Proposed by Rep. Doug Collins of Georgia, the bill claims that the rules are "heavy-handed" and would "slow Internet speeds, increase consumer prices and hamper infrastructure development," as first noted by IDG News. He and the bill's co-sponsors are specifically pursuing a "resolution of disapproval," which can't be amended or filibustered, and which forces quick action by the Senate.

Republicans have tried to block net neutrality in the past, but without much success. While most of the FCC's 2010 rules on the matter were ultimately tossed by a US appeals court ruling, Democratic control of the Senate blocked a Republican House resolution in 2011.
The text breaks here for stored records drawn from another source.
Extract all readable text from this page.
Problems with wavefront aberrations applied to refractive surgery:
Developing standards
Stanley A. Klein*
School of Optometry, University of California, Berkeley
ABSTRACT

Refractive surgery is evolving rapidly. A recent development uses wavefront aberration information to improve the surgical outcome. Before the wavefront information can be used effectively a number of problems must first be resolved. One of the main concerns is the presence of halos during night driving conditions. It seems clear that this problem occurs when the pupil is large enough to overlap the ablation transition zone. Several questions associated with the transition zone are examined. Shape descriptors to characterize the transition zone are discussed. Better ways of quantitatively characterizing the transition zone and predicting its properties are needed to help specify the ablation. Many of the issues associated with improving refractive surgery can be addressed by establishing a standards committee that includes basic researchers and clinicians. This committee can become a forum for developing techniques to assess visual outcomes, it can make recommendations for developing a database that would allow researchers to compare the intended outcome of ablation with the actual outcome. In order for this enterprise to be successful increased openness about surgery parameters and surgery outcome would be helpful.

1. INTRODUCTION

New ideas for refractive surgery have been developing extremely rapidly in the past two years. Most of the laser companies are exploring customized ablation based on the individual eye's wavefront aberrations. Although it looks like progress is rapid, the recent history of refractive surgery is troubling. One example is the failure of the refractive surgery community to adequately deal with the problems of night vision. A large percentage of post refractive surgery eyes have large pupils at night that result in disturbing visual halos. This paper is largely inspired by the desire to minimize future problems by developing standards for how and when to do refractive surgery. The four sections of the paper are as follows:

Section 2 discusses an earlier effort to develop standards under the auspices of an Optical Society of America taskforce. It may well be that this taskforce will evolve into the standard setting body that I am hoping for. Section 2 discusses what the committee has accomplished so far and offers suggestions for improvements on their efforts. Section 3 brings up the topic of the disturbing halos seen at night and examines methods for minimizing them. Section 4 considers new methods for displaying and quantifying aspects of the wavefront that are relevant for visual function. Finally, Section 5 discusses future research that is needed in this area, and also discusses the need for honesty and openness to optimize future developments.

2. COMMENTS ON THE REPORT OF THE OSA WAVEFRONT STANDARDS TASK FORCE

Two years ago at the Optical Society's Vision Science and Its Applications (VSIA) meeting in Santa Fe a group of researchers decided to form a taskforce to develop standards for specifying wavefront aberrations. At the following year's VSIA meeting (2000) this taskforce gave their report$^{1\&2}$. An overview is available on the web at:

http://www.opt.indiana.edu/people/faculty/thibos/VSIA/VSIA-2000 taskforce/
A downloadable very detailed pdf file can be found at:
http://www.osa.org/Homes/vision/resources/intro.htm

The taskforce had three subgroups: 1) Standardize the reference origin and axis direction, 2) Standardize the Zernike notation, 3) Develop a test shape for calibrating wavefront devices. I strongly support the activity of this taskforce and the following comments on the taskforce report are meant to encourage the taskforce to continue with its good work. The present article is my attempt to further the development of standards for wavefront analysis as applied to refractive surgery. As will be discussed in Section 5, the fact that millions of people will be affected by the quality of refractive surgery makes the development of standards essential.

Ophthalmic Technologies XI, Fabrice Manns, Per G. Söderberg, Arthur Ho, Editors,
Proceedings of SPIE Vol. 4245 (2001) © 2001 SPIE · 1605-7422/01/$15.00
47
At the same time, the CTIA — an industry organization representing cellular companies — filed a lawsuit in the D.C. Circuit Court of Appeals to block the new rules. In a blog post, the association argued that it hopes to "protect the competitive mobile marketplace that thrived under a deregulatory framework for decades," and charged that the FCC's rules will let "government bureaucrats" dictate the success of mobile services.

Both measures are in response to the rules being published in the Federal Register on Monday. There is a 60-day window before they take effect.

The FCC is seeking to classify Internet service providers (ISPs) as Title II common carriers and stop them from preferring some traffic over others. A company like Comcast, for instance, would not be able to slow down access to Netflix in favor of its own streaming services, or charge extra to use Facebook or Reddit.

ISPs will already escape the full scope of Title II provisions, such as rate regulation and the unbundling of last-mile infrastructure. Mobile data providers, in fact, will only have to obey provisions against prioritizing different forms of traffic. That could nevertheless quash things like T-Mobile's exemption of music services from datacaps.

In late March, a broadband industry group called USTelecom and a regional ISP, Alamo Broadband, filed their own lawsuits to block the FCC.